The media can find out where the money came from if you pay me. The man asked new things in 2017:

She circled back to him the next day after she told him that she never had that information publicized.

Just got off the phone with Phil. We are on board with him. We will complete this task! The new told the old one.

Bryant asked New if they could help him with his project after finishing his meeting with Favre.

The attorney for the former quarterback denied that he received welfare funds.

"He has been honorable throughout this whole thing."

In 2020, he told the outlet that he had not talked to Bryant about the volleyball stadium.

Bryant, who left office in January 2020, has long denied helping direct welfare funds to the stadium project, and he did not address the texts in a statement to Mississippi Today.

The volleyball stadium is not part of the lawsuit.
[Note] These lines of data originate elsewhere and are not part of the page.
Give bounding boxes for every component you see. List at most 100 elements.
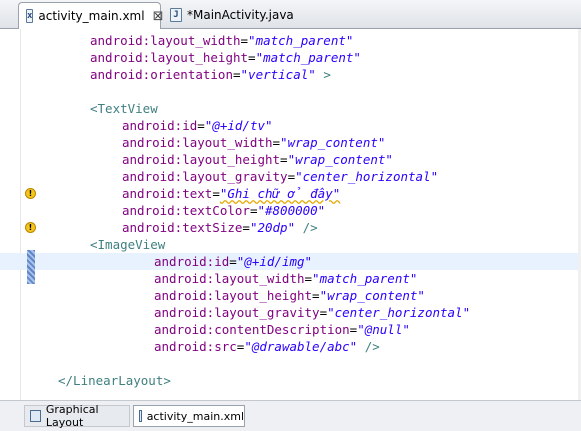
code-text: android:text="Ghi chữ ở đây" [122,185,340,202]
equals-sign: = [312,288,320,303]
code-line[interactable]: android:layout_width="wrap_content" [0,134,581,151]
editor-tab-bar: x activity_main.xml ⊠ J *MainActivity.ja… [0,0,581,29]
layout-icon [30,410,41,422]
code-text: android:src="@drawable/abc" /> [154,338,380,355]
equals-sign: = [287,169,296,184]
code-text: android:orientation="vertical" > [90,66,331,83]
warning-icon[interactable]: ! [25,222,36,233]
code-line[interactable]: ! android:textSize="20dp" /> [0,219,581,236]
xml-attribute: android:id [154,254,230,269]
xml-attribute: android:layout_height [122,152,281,167]
tag-close: /> [295,220,318,235]
tab-label: Graphical Layout [45,403,99,429]
tab-label: activity_main.xml [38,9,145,23]
xml-source-icon [139,410,142,422]
code-text: </LinearLayout> [58,372,171,389]
code-line[interactable]: <ImageView [0,236,581,253]
xml-attribute: android:text [122,186,213,201]
code-line[interactable]: android:layout_width="match_parent" [0,32,581,49]
code-line[interactable] [0,355,581,372]
code-line[interactable]: android:orientation="vertical" > [0,66,581,83]
tab-xml-source[interactable]: activity_main.xml [133,405,245,427]
xml-value: "@drawable/abc" [244,339,358,354]
equals-sign: = [240,33,249,48]
xml-value: "@null" [357,322,410,337]
xml-value: "@+id/img" [236,254,313,269]
code-line[interactable]: android:layout_height="wrap_content" [0,151,581,168]
code-text: android:layout_width="match_parent" [90,32,353,49]
xml-attribute: android:id [122,118,198,133]
equals-sign: = [280,152,288,167]
xml-value: "vertical" [240,67,316,82]
warning-icon[interactable]: ! [25,188,36,199]
equals-sign: = [272,135,281,150]
xml-value: "wrap_content" [319,288,425,303]
tab-label: activity_main.xml [146,409,244,423]
xml-value: "@+id/tv" [204,118,273,133]
xml-value: "center_horizontal" [295,169,439,184]
code-line[interactable]: android:layout_width="match_parent" [0,270,581,287]
xml-value: "match_parent" [312,271,418,286]
xml-value: "20dp" [249,220,296,235]
code-line[interactable]: android:src="@drawable/abc" /> [0,338,581,355]
code-text: android:layout_width="wrap_content" [122,134,385,151]
code-line[interactable]: android:contentDescription="@null" [0,321,581,338]
xml-attribute: android:layout_width [154,271,305,286]
code-line[interactable]: </LinearLayout> [0,372,581,389]
equals-sign: = [197,118,205,133]
xml-value: "center_horizontal" [327,305,471,320]
xml-value: "Ghi chữ ở đây" [219,186,341,201]
code-text: android:layout_height="wrap_content" [154,287,425,304]
xml-attribute: android:layout_gravity [122,169,288,184]
code-text: <TextView [90,100,158,117]
code-text: android:id="@+id/img" [154,253,312,270]
code-line[interactable]: ! android:text="Ghi chữ ở đây" [0,185,581,202]
tag-close: /> [357,339,380,354]
close-tab-icon[interactable]: ⊠ [153,9,164,24]
code-text: <ImageView [90,236,165,253]
tab-graphical-layout[interactable]: Graphical Layout [24,403,130,429]
editor-mode-tabs: Graphical Layout activity_main.xml [0,400,581,431]
code-text: android:layout_width="match_parent" [154,270,417,287]
equals-sign: = [304,271,313,286]
xml-attribute: android:layout_gravity [154,305,320,320]
code-text: android:id="@+id/tv" [122,117,273,134]
xml-tag: <ImageView [90,237,166,252]
xml-attribute: android:contentDescription [154,322,350,337]
code-line[interactable]: android:id="@+id/img" [0,253,581,270]
xml-attribute: android:layout_width [90,33,241,48]
xml-tag: <TextView [90,101,158,116]
change-marker-icon [27,250,35,284]
equals-sign: = [248,50,256,65]
code-line[interactable]: android:layout_height="wrap_content" [0,287,581,304]
code-line[interactable] [0,83,581,100]
code-editor[interactable]: android:layout_width="match_parent" andro… [0,29,581,400]
code-line[interactable]: android:textColor="#800000" [0,202,581,219]
java-file-icon: J [170,7,182,22]
code-line[interactable]: android:layout_gravity="center_horizonta… [0,304,581,321]
xml-attribute: android:textColor [122,203,250,218]
xml-tag: </LinearLayout> [58,373,171,388]
code-line[interactable]: android:id="@+id/tv" [0,117,581,134]
xml-attribute: android:layout_height [154,288,313,303]
xml-attribute: android:orientation [90,67,233,82]
xml-attribute: android:layout_height [90,50,249,65]
xml-value: "wrap_content" [287,152,393,167]
code-text: android:textColor="#800000" [122,202,325,219]
xml-attribute: android:textSize [122,220,243,235]
tab-mainactivity-java[interactable]: J *MainActivity.java [163,2,323,27]
xml-file-icon: x [26,9,34,23]
code-line[interactable]: android:layout_gravity="center_horizonta… [0,168,581,185]
xml-value: "match_parent" [255,50,361,65]
code-text: android:layout_gravity="center_horizonta… [122,168,438,185]
code-text: android:layout_height="match_parent" [90,49,361,66]
tab-activity-main-xml[interactable]: x activity_main.xml ⊠ [18,2,164,29]
code-text: android:layout_gravity="center_horizonta… [154,304,470,321]
code-line[interactable]: android:layout_height="match_parent" [0,49,581,66]
code-text: android:layout_height="wrap_content" [122,151,393,168]
xml-attribute: android:src [154,339,237,354]
equals-sign: = [212,186,220,201]
equals-sign: = [319,305,328,320]
code-line[interactable]: <TextView [0,100,581,117]
xml-value: "match_parent" [248,33,354,48]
The two men have not been charged with a crime.

He paid $600,000 back to the state of Mississippi, an amount he had been paid for speeches he didn't give. In order to promote a state poverty-fighting initiative, Favre was commissioned in the last two years. The state auditor's office said that he initially gave back half a million dollars, but later asked him to repay the rest.

In May of this year, the Mississippi Department of Human Services filed a civil lawsuit against the quarterback because he had not paid back interest on the money.

Text messages obtained by Mississippi Today show that the $1.1 million deal with the state was used to fund the volleyball stadium.

The report was contributed to by the news agency.